Laskarmalaka.com || Dugaan persoalan penyaluran Bantuan Langsung Tunai (BLT) Tahun 2025 mencuat di Desa Badarai, Kecamatan Wewiku, Kabupaten Malaka. Dana yang seharusnya diterima masyarakat penerima manfaat dilaporkan belum disalurkan, meski aparat desa mengklaim anggaran telah tersedia.
Temuan itu terungkap saat Wakil Bupati Malaka, Hendri Melki Simu, melakukan inspeksi mendadak (sidak) setelah menerima laporan warga. Dalam sidak tersebut, ia meminta klarifikasi langsung kepada kepala desa, sekretaris desa, dan bendahara terkait posisi dana BLT.

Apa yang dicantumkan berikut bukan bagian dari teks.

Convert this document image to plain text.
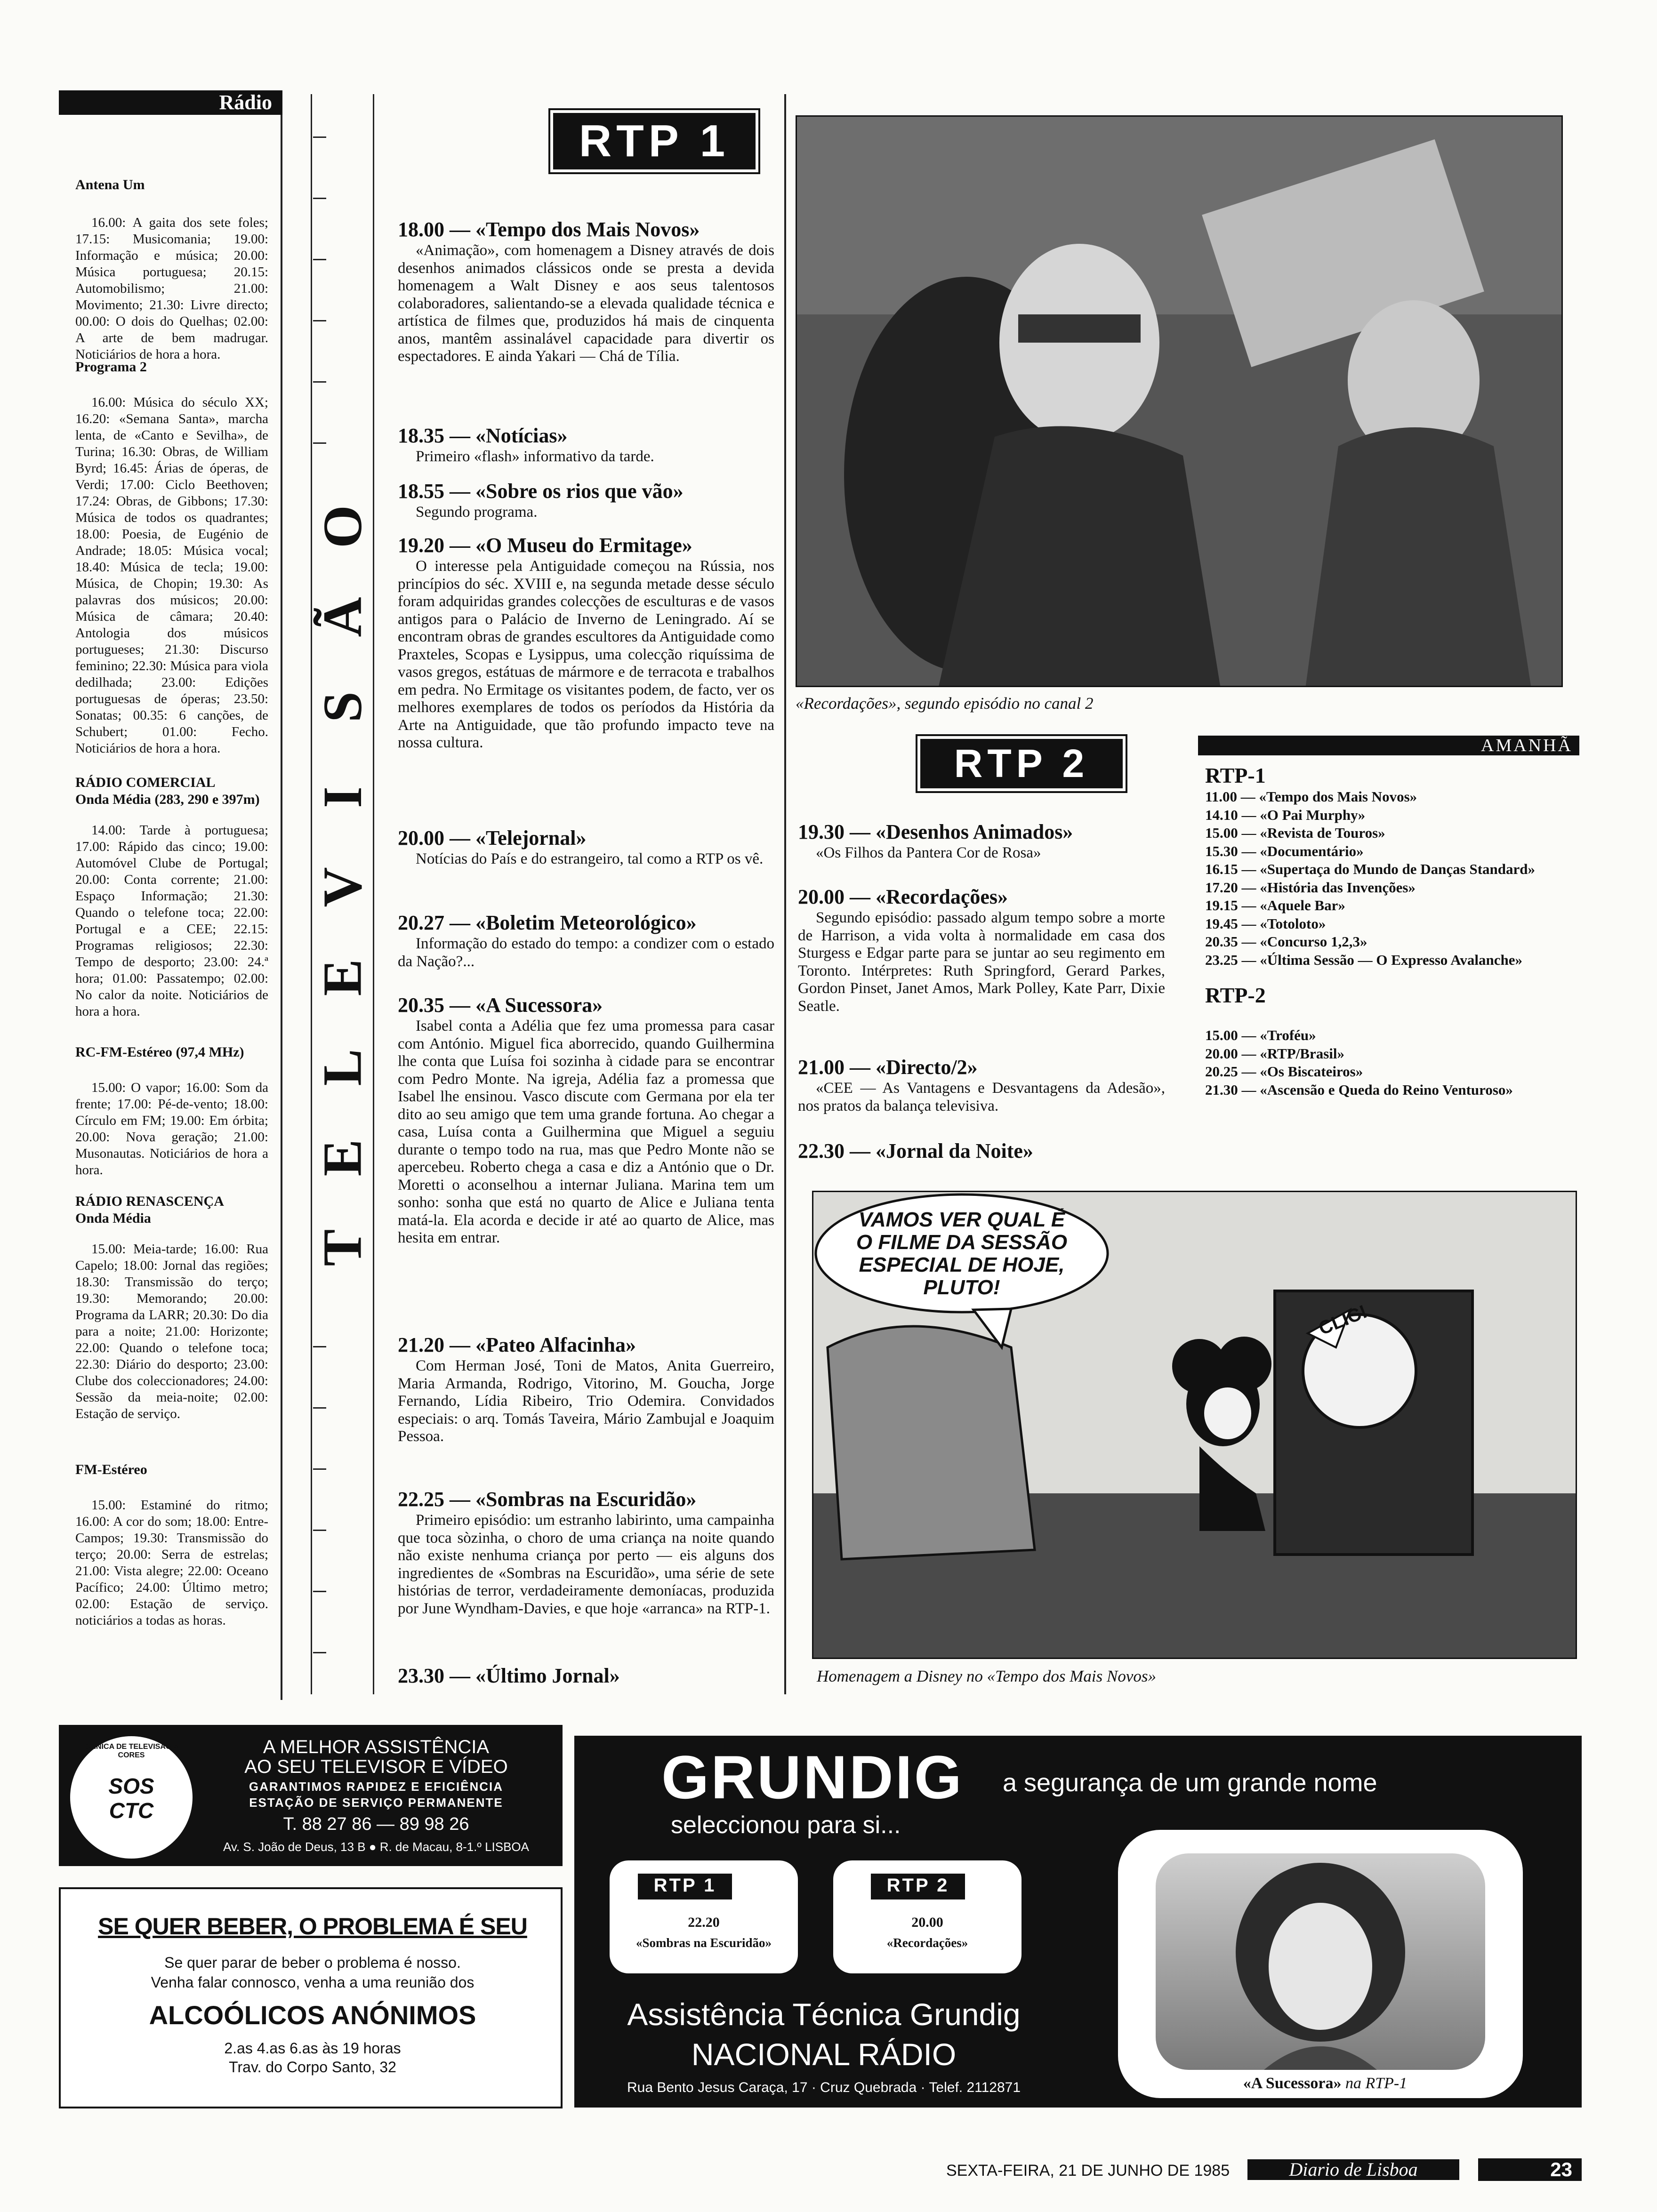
Rádio
Antena Um
16.00: A gaita dos sete foles; 17.15: Musicomania; 19.00: Informação e música; 20.00: Música portuguesa; 20.15: Automobilismo; 21.00: Movimento; 21.30: Livre directo; 00.00: O dois do Quelhas; 02.00: A arte de bem madrugar. Noticiários de hora a hora.
Programa 2
16.00: Música do século XX; 16.20: «Semana Santa», marcha lenta, de «Canto e Sevilha», de Turina; 16.30: Obras, de William Byrd; 16.45: Árias de óperas, de Verdi; 17.00: Ciclo Beethoven; 17.24: Obras, de Gibbons; 17.30: Música de todos os quadrantes; 18.00: Poesia, de Eugénio de Andrade; 18.05: Música vocal; 18.40: Música de tecla; 19.00: Música, de Chopin; 19.30: As palavras dos músicos; 20.00: Música de câmara; 20.40: Antologia dos músicos portugueses; 21.30: Discurso feminino; 22.30: Música para viola dedilhada; 23.00: Edições portuguesas de óperas; 23.50: Sonatas; 00.35: 6 canções, de Schubert; 01.00: Fecho. Noticiários de hora a hora.
RÁDIO COMERCIAL
Onda Média (283, 290 e 397m)
14.00: Tarde à portuguesa; 17.00: Rápido das cinco; 19.00: Automóvel Clube de Portugal; 20.00: Conta corrente; 21.00: Espaço Informação; 21.30: Quando o telefone toca; 22.00: Portugal e a CEE; 22.15: Programas religiosos; 22.30: Tempo de desporto; 23.00: 24.ª hora; 01.00: Passatempo; 02.00: No calor da noite. Noticiários de hora a hora.
RC-FM-Estéreo (97,4 MHz)
15.00: O vapor; 16.00: Som da frente; 17.00: Pé-de-vento; 18.00: Círculo em FM; 19.00: Em órbita; 20.00: Nova geração; 21.00: Musonautas. Noticiários de hora a hora.
RÁDIO RENASCENÇA
Onda Média
15.00: Meia-tarde; 16.00: Rua Capelo; 18.00: Jornal das regiões; 18.30: Transmissão do terço; 19.30: Memorando; 20.00: Programa da LARR; 20.30: Do dia para a noite; 21.00: Horizonte; 22.00: Quando o telefone toca; 22.30: Diário do desporto; 23.00: Clube dos coleccionadores; 24.00: Sessão da meia-noite; 02.00: Estação de serviço.
FM-Estéreo
15.00: Estaminé do ritmo; 16.00: A cor do som; 18.00: Entre-Campos; 19.30: Transmissão do terço; 20.00: Serra de estrelas; 21.00: Vista alegre; 22.00: Oceano Pacífico; 24.00: Último metro; 02.00: Estação de serviço. noticiários a todas as horas.
O
Ã
S
I
V
E
L
E
T
RTP 1
18.00 — «Tempo dos Mais Novos»
«Animação», com homenagem a Disney através de dois desenhos animados clássicos onde se presta a devida homenagem a Walt Disney e aos seus talentosos colaboradores, salientando-se a elevada qualidade técnica e artística de filmes que, produzidos há mais de cinquenta anos, mantêm assinalável capacidade para divertir os espectadores. E ainda Yakari — Chá de Tília.
18.35 — «Notícias»
Primeiro «flash» informativo da tarde.
18.55 — «Sobre os rios que vão»
Segundo programa.
19.20 — «O Museu do Ermitage»
O interesse pela Antiguidade começou na Rússia, nos princípios do séc. XVIII e, na segunda metade desse século foram adquiridas grandes colecções de esculturas e de vasos antigos para o Palácio de Inverno de Leningrado. Aí se encontram obras de grandes escultores da Antiguidade como Praxteles, Scopas e Lysippus, uma colecção riquíssima de vasos gregos, estátuas de mármore e de terracota e trabalhos em pedra. No Ermitage os visitantes podem, de facto, ver os melhores exemplares de todos os períodos da História da Arte na Antiguidade, que tão profundo impacto teve na nossa cultura.
20.00 — «Telejornal»
Notícias do País e do estrangeiro, tal como a RTP os vê.
20.27 — «Boletim Meteorológico»
Informação do estado do tempo: a condizer com o estado da Nação?...
20.35 — «A Sucessora»
Isabel conta a Adélia que fez uma promessa para casar com António. Miguel fica aborrecido, quando Guilhermina lhe conta que Luísa foi sozinha à cidade para se encontrar com Pedro Monte. Na igreja, Adélia faz a promessa que Isabel lhe ensinou. Vasco discute com Germana por ela ter dito ao seu amigo que tem uma grande fortuna. Ao chegar a casa, Luísa conta a Guilhermina que Miguel a seguiu durante o tempo todo na rua, mas que Pedro Monte não se apercebeu. Roberto chega a casa e diz a António que o Dr. Moretti o aconselhou a internar Juliana. Marina tem um sonho: sonha que está no quarto de Alice e Juliana tenta matá-la. Ela acorda e decide ir até ao quarto de Alice, mas hesita em entrar.
21.20 — «Pateo Alfacinha»
Com Herman José, Toni de Matos, Anita Guerreiro, Maria Armanda, Rodrigo, Vitorino, M. Goucha, Jorge Fernando, Lídia Ribeiro, Trio Odemira. Convidados especiais: o arq. Tomás Taveira, Mário Zambujal e Joaquim Pessoa.
22.25 — «Sombras na Escuridão»
Primeiro episódio: um estranho labirinto, uma campainha que toca sòzinha, o choro de uma criança na noite quando não existe nenhuma criança por perto — eis alguns dos ingredientes de «Sombras na Escuridão», uma série de sete histórias de terror, verdadeiramente demoníacas, produzida por June Wyndham-Davies, e que hoje «arranca» na RTP-1.
23.30 — «Último Jornal»
«Recordações», segundo episódio no canal 2
RTP 2
19.30 — «Desenhos Animados»
«Os Filhos da Pantera Cor de Rosa»
20.00 — «Recordações»
Segundo episódio: passado algum tempo sobre a morte de Harrison, a vida volta à normalidade em casa dos Sturgess e Edgar parte para se juntar ao seu regimento em Toronto. Intérpretes: Ruth Springford, Gerard Parkes, Gordon Pinset, Janet Amos, Mark Polley, Kate Parr, Dixie Seatle.
21.00 — «Directo/2»
«CEE — As Vantagens e Desvantagens da Adesão», nos pratos da balança televisiva.
22.30 — «Jornal da Noite»
AMANHÃ
RTP-1
11.00 — «Tempo dos Mais Novos»
14.10 — «O Pai Murphy»
15.00 — «Revista de Touros»
15.30 — «Documentário»
16.15 — «Supertaça do Mundo de Danças Standard»
17.20 — «História das Invenções»
19.15 — «Aquele Bar»
19.45 — «Totoloto»
20.35 — «Concurso 1,2,3»
23.25 — «Última Sessão — O Expresso Avalanche»
RTP-2
15.00 — «Troféu»
20.00 — «RTP/Brasil»
20.25 — «Os Biscateiros»
21.30 — «Ascensão e Queda do Reino Venturoso»
VAMOS VER QUAL É O FILME DA SESSÃO ESPECIAL DE HOJE, PLUTO!
CLIC!
Homenagem a Disney no «Tempo dos Mais Novos»
CLÍNICA DE TELEVISÃO A CORES
SOS CTC
A MELHOR ASSISTÊNCIA
AO SEU TELEVISOR E VÍDEO
GARANTIMOS RAPIDEZ E EFICIÊNCIA
ESTAÇÃO DE SERVIÇO PERMANENTE
T. 88 27 86 — 89 98 26
Av. S. João de Deus, 13 B ● R. de Macau, 8-1.º LISBOA
SE QUER BEBER, O PROBLEMA É SEU
Se quer parar de beber o problema é nosso.
Venha falar connosco, venha a uma reunião dos
ALCOÓLICOS ANÓNIMOS
2.as 4.as 6.as às 19 horas
Trav. do Corpo Santo, 32
GRUNDIG a segurança de um grande nome
seleccionou para si...
RTP 1
22.20
«Sombras na Escuridão»
RTP 2
20.00
«Recordações»
«A Sucessora» na RTP-1
Assistência Técnica Grundig
NACIONAL RÁDIO
Rua Bento Jesus Caraça, 17 · Cruz Quebrada · Telef. 2112871
SEXTA-FEIRA, 21 DE JUNHO DE 1985	Diario de Lisboa	23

Namun, keterangan yang disampaikan aparat desa berbeda. Bendahara desa menyebut dana BLT masih berstatus Sisa Lebih Perhitungan Anggaran (SILPA). Sementara itu, sekretaris desa menyatakan dana telah dicairkan, meski baru sebagian.

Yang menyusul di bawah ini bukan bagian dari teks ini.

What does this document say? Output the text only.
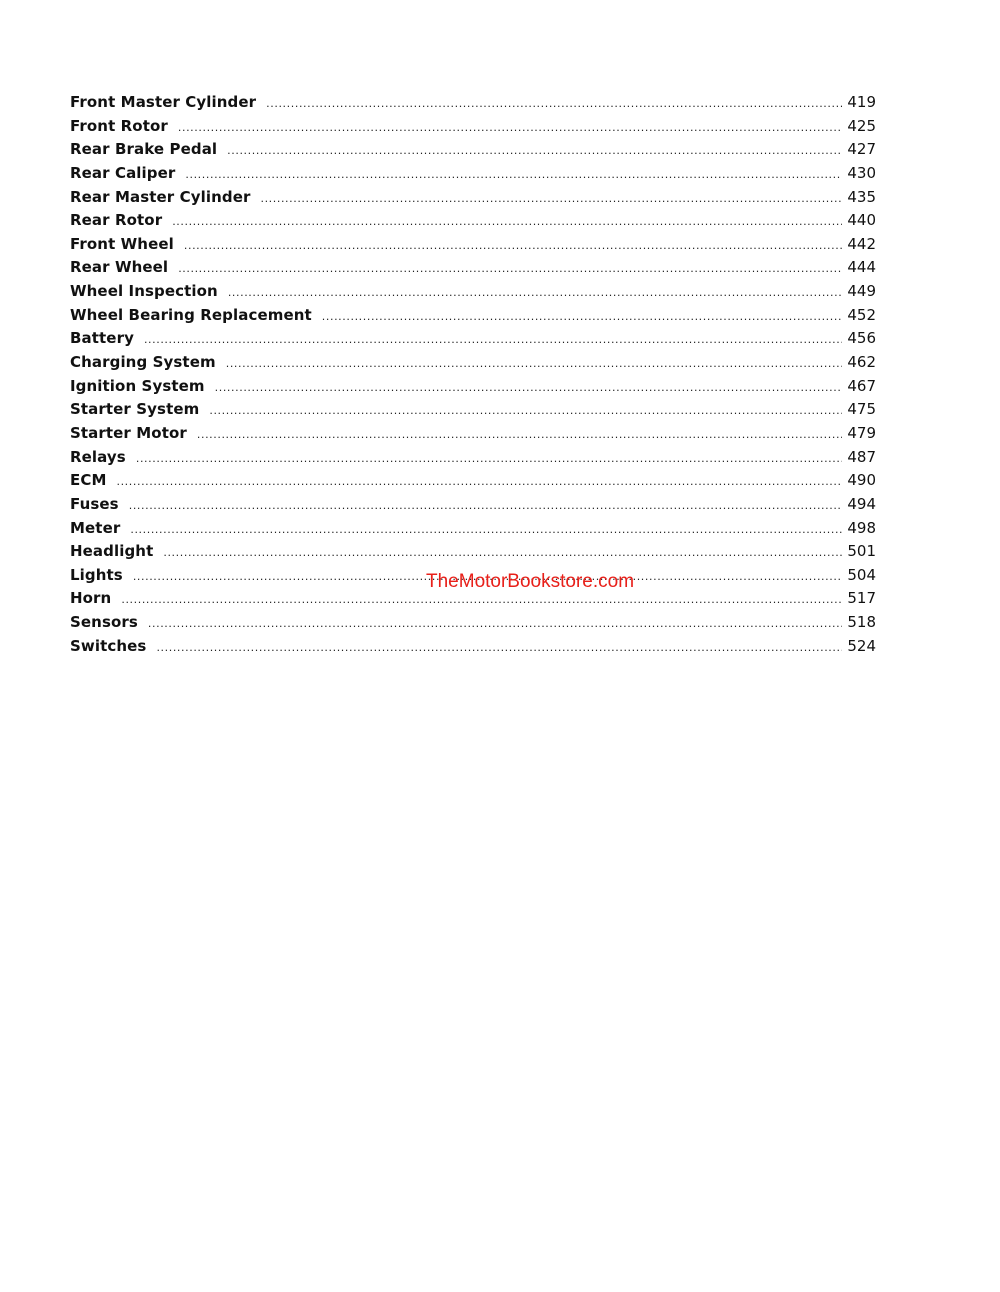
Front Master Cylinder .....	419
Front Rotor .....	425
Rear Brake Pedal .....	427
Rear Caliper .....	430
Rear Master Cylinder .....	435
Rear Rotor .....	440
Front Wheel .....	442
Rear Wheel .....	444
Wheel Inspection .....	449
Wheel Bearing Replacement .....	452
Battery .....	456
Charging System .....	462
Ignition System .....	467
Starter System .....	475
Starter Motor .....	479
Relays .....	487
ECM .....	490
Fuses .....	494
Meter .....	498
Headlight .....	501
Lights .....	504
Horn .....	517
Sensors .....	518
Switches .....	524
TheMotorBookstore.com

Perbedaan penjelasan tersebut dinilai serius karena menyangkut bantuan sosial bagi masyarakat miskin. Jika dana sudah dicairkan, maka perlu ditelusuri ke mana alirannya dan mengapa belum diterima warga. Sebaliknya, apabila masih berstatus SILPA, muncul pertanyaan mengenai transparansi pengelolaan dan keterbukaan informasi kepada publik.